The November 1983 performance by Wylliams as "Profit Jones" in Eleo Pomare's Radiance of the Dark during Eleo Pomare Dance Company's 25th anniversary season was reported in a New York Times review as being “show stopping”. A May 1985 NY Times review of dances presented by José Limón Dance Company's Clay Taliaferro cites "the impressive Leni Wylliams". During Fred Benjamin Dance Company's twentieth year celebration in 1989, Wylliams danced the solo Illuminations which Benjamin remarked "just about stopped the show!"
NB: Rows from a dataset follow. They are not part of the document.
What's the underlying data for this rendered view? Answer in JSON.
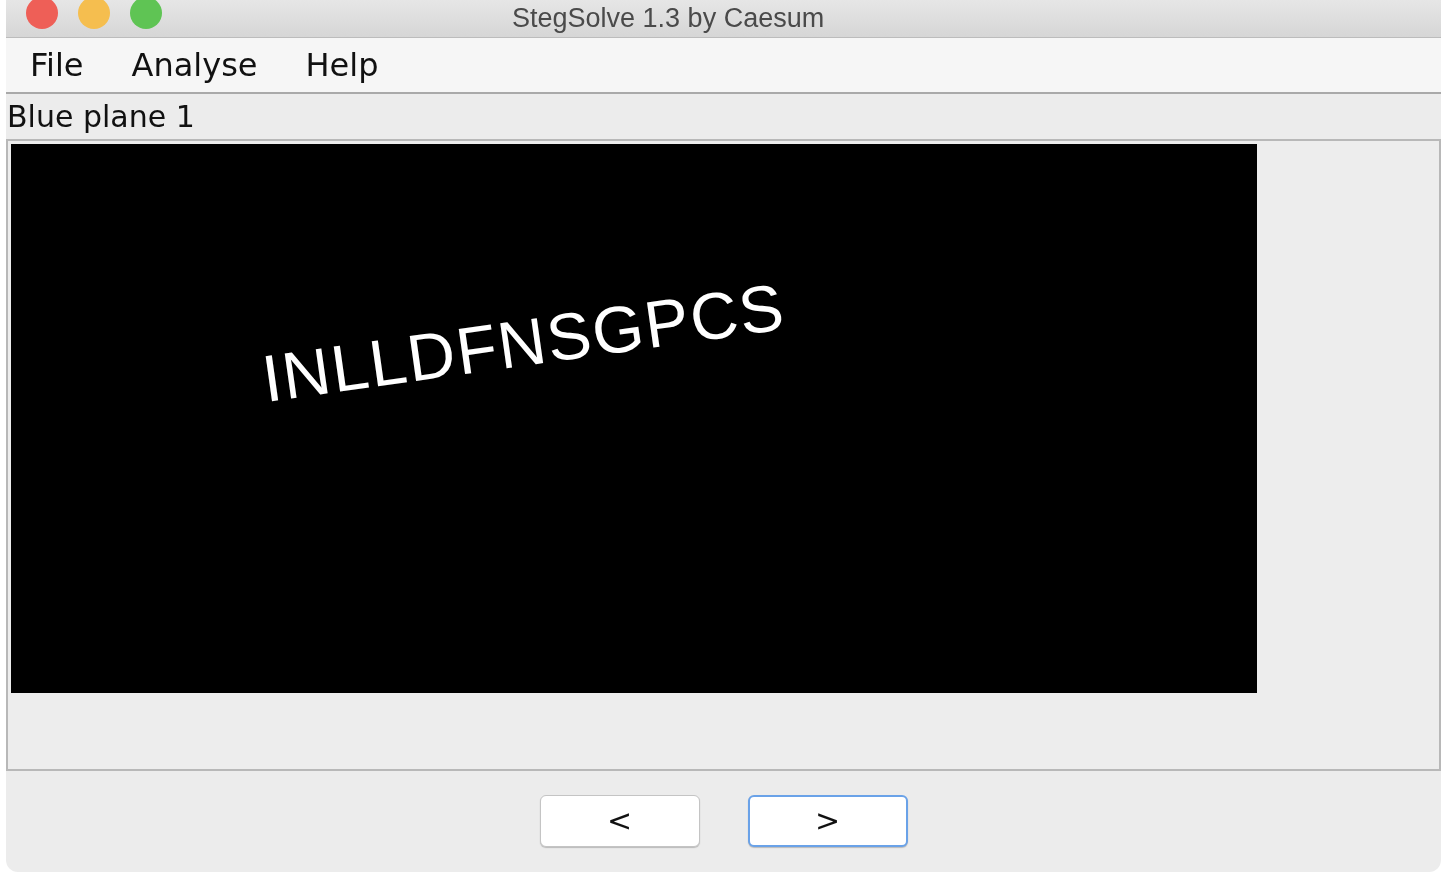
{
  "window": {
    "title": "StegSolve 1.3 by Caesum"
  },
  "menu": [
    {
      "label": "File"
    },
    {
      "label": "Analyse"
    },
    {
      "label": "Help"
    }
  ],
  "plane_label": "Blue plane 1",
  "image": {
    "text": "INLLDFNSGPCS"
  },
  "buttons": [
    {
      "label": "<",
      "focused": false
    },
    {
      "label": ">",
      "focused": true
    }
  ]
}
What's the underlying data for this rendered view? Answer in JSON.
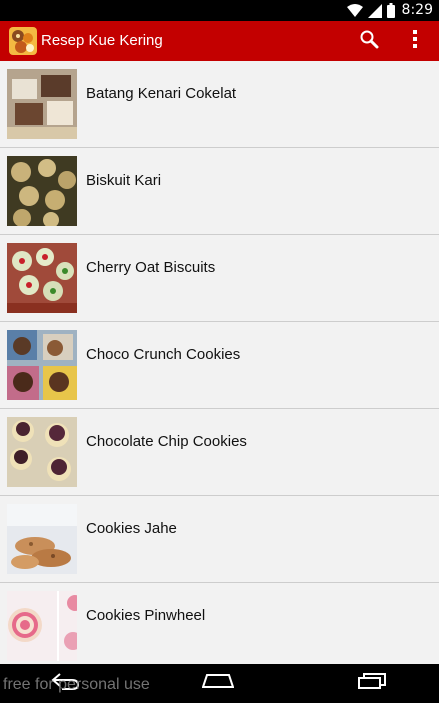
{
  "status_bar": {
    "time": "8:29",
    "icons": [
      "wifi-icon",
      "signal-icon",
      "battery-icon"
    ]
  },
  "action_bar": {
    "title": "Resep Kue Kering",
    "background": "#c30000",
    "actions": [
      "search-icon",
      "overflow-menu-icon"
    ]
  },
  "list": {
    "items": [
      {
        "label": "Batang Kenari Cokelat"
      },
      {
        "label": "Biskuit Kari"
      },
      {
        "label": "Cherry Oat Biscuits"
      },
      {
        "label": "Choco Crunch Cookies"
      },
      {
        "label": "Chocolate Chip Cookies"
      },
      {
        "label": "Cookies Jahe"
      },
      {
        "label": "Cookies Pinwheel"
      }
    ]
  },
  "nav_bar": {
    "buttons": [
      "back-icon",
      "home-icon",
      "recents-icon"
    ]
  },
  "watermark": "free for personal use"
}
As an instructor, Wyllliams was praised as having the ability to inspire dancers to believe in themselves – to believe the impossible was possible. If a class was stuck, Wylliams would sing Summertime and tell the students to start moving to it.

===Tributes===
Awards established and/or named in honor of Leni Wylliams :
- Leni Wylliams Award presented by Cleo Robinson Dance, Denver: Saluting achievements in Choreography and Innovation.
- Summertime Award presented by Coquitlam District Music Festival, Port Coquitlam, BC, Canada : A glass memorial trophy with a willow tree etched into it - inscribed "In memory of Leni Wylliams, an adjudicator, that had soul, artistry, and the incredible ability to make young dancers believe in themselves" - presented with a small bursary during Honour Performance at the end of each Coquitlam District Music Festival.

==Wylliams/Henry Danse Theatre==
The company built by co-artistic directors Leni Wylliams and Mary Pat Henry has been considered an influential contributor to the development of dance in the Midwestern United States. Wylliams/Henry Contemporary Dance Company (formerly Wylliams/Henry Danse Theatre) maintains a repertory of more than 100 works.

It has been noted for its athletic style and for presenting works drawn from a rich archive of American modern dance traditions. The company's repertory contains not only their own works, but also dances by a range of choreographers.